Et nous sommes entrés dans cette phase descendante, et le nihilisme que l’on voit partout à l’œuvre n’est que la forme morale de cette décadence. Et le vingtième siècle qui n’est plus aura été, avec les camps et la bombe, le siècle du nihilisme que Nietzsche prophète annonçait.

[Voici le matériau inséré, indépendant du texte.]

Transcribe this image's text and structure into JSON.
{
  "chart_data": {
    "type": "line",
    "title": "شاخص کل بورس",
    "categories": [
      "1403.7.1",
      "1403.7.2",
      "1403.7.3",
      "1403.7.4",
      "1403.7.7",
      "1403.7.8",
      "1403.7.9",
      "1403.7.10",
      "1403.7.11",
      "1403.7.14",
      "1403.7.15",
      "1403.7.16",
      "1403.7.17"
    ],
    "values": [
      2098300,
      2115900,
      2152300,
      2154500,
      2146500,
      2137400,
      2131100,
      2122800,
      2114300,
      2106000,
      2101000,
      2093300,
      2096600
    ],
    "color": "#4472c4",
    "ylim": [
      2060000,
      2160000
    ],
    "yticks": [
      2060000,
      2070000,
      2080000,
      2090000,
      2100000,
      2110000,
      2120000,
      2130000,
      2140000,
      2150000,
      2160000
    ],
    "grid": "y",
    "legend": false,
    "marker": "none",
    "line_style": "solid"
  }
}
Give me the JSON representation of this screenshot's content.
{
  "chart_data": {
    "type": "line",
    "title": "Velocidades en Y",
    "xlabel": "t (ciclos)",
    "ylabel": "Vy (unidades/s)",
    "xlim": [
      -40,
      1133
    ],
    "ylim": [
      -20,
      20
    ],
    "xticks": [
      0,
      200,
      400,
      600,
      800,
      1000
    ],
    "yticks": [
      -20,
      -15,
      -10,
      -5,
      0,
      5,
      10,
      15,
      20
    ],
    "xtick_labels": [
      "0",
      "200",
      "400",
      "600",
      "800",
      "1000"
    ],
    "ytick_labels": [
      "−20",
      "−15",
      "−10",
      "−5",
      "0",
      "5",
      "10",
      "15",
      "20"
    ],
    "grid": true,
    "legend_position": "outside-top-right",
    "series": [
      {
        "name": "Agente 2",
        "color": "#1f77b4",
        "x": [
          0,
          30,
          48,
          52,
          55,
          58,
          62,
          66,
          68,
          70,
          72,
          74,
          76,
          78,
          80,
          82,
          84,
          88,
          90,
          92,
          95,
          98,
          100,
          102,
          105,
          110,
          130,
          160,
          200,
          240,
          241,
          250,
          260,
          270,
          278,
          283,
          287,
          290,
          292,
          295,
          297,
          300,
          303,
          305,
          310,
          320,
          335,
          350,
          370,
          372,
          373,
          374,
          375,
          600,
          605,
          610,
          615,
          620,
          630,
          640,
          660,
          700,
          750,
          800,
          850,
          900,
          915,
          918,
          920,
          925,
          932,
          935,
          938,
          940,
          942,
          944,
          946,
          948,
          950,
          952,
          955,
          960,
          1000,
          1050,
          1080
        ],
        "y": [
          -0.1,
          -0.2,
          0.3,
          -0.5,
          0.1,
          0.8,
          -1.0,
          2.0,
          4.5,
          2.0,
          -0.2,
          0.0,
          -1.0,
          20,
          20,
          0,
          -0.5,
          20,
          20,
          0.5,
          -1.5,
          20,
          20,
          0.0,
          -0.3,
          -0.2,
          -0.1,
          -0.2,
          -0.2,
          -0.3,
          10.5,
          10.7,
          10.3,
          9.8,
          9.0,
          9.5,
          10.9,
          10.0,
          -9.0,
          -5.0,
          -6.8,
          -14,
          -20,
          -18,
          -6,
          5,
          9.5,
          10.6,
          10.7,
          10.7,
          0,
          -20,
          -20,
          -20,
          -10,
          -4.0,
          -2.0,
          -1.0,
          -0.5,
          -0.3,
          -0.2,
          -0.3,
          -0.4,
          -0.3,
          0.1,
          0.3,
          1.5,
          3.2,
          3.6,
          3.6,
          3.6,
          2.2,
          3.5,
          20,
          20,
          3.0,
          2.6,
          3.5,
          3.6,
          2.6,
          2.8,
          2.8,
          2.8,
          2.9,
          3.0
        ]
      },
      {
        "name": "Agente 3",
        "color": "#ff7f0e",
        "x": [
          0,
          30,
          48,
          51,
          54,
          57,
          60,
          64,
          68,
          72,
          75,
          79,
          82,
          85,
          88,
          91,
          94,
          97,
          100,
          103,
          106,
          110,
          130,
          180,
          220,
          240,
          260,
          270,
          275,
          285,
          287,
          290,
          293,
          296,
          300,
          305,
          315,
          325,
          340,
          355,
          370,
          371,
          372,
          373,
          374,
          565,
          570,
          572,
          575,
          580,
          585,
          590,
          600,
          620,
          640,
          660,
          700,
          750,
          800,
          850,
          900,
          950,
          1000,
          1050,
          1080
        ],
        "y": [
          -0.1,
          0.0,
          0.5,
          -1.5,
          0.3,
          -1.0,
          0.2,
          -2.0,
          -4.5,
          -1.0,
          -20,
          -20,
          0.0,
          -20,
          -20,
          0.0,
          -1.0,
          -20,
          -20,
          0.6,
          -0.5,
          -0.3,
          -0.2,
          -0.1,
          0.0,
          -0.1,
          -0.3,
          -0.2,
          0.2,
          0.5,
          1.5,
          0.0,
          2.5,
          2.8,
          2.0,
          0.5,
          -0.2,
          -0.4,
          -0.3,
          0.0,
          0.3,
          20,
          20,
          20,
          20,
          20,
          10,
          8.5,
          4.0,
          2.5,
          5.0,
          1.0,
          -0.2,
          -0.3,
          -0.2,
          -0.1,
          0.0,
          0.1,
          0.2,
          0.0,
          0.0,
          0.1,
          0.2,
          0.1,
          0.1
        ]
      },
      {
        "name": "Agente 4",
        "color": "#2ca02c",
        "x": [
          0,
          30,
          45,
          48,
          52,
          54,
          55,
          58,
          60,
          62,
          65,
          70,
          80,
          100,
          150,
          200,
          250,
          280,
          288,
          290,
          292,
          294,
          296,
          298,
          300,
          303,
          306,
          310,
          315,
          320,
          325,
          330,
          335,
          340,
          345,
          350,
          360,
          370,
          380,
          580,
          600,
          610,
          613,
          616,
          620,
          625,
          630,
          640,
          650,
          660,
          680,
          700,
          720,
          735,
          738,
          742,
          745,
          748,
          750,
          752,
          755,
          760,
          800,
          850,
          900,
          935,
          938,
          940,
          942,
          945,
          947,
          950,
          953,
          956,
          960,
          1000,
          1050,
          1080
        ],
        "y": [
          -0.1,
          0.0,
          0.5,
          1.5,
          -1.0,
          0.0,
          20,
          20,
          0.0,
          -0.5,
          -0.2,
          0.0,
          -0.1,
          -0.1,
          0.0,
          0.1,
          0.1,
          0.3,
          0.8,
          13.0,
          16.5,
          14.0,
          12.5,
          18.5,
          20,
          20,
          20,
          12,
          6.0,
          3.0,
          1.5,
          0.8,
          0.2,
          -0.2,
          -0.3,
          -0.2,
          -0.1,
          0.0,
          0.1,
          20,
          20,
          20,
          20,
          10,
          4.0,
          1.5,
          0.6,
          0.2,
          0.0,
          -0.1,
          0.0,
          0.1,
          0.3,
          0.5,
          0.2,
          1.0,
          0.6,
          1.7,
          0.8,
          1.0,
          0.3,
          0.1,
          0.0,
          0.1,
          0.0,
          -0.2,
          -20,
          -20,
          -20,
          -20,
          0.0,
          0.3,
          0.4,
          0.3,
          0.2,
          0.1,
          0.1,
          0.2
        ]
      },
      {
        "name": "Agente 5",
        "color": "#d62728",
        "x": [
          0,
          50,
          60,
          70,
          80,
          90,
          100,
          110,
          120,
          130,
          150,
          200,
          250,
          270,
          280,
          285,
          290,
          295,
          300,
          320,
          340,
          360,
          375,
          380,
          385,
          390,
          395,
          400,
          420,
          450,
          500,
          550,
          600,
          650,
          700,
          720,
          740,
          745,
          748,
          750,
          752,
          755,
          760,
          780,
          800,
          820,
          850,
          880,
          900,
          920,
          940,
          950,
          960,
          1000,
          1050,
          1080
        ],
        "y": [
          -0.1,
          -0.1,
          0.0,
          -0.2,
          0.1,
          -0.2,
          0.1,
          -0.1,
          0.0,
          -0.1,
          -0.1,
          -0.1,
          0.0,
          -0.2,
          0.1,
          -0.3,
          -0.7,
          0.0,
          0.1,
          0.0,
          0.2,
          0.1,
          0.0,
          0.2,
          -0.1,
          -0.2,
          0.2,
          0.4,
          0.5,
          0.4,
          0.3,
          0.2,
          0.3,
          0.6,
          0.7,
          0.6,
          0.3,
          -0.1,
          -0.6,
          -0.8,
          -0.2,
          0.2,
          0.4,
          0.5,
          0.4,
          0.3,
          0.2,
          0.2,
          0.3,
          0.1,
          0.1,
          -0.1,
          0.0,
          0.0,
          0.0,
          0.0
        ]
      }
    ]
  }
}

Pourquoi évoquer tout cela, et la question morale et cette conviction que l’histoire marche avec les hommes qui la portent sur leur dos, et aussi que nous sommes dans une période critique de décadence ? Parce que j’ai la conviction que sommes aujourd’hui au terme de quelque chose, ou possiblement, au début d’autre chose, et que nous n’avons aujourd’hui que deux voies possibles. Soit jouir en attendant que tout sombre, consommer, se gaver jusqu’au dégout, et tant pis pour ceux qui suivent ; soit travailler, sans trop d’illusion, à retarder l’inévitable, ou à laisser dans l’histoire des civilisations un souvenir fertile pour des générations futurs. Après tout, le legs grec reste pour nous un trésor inépuisable.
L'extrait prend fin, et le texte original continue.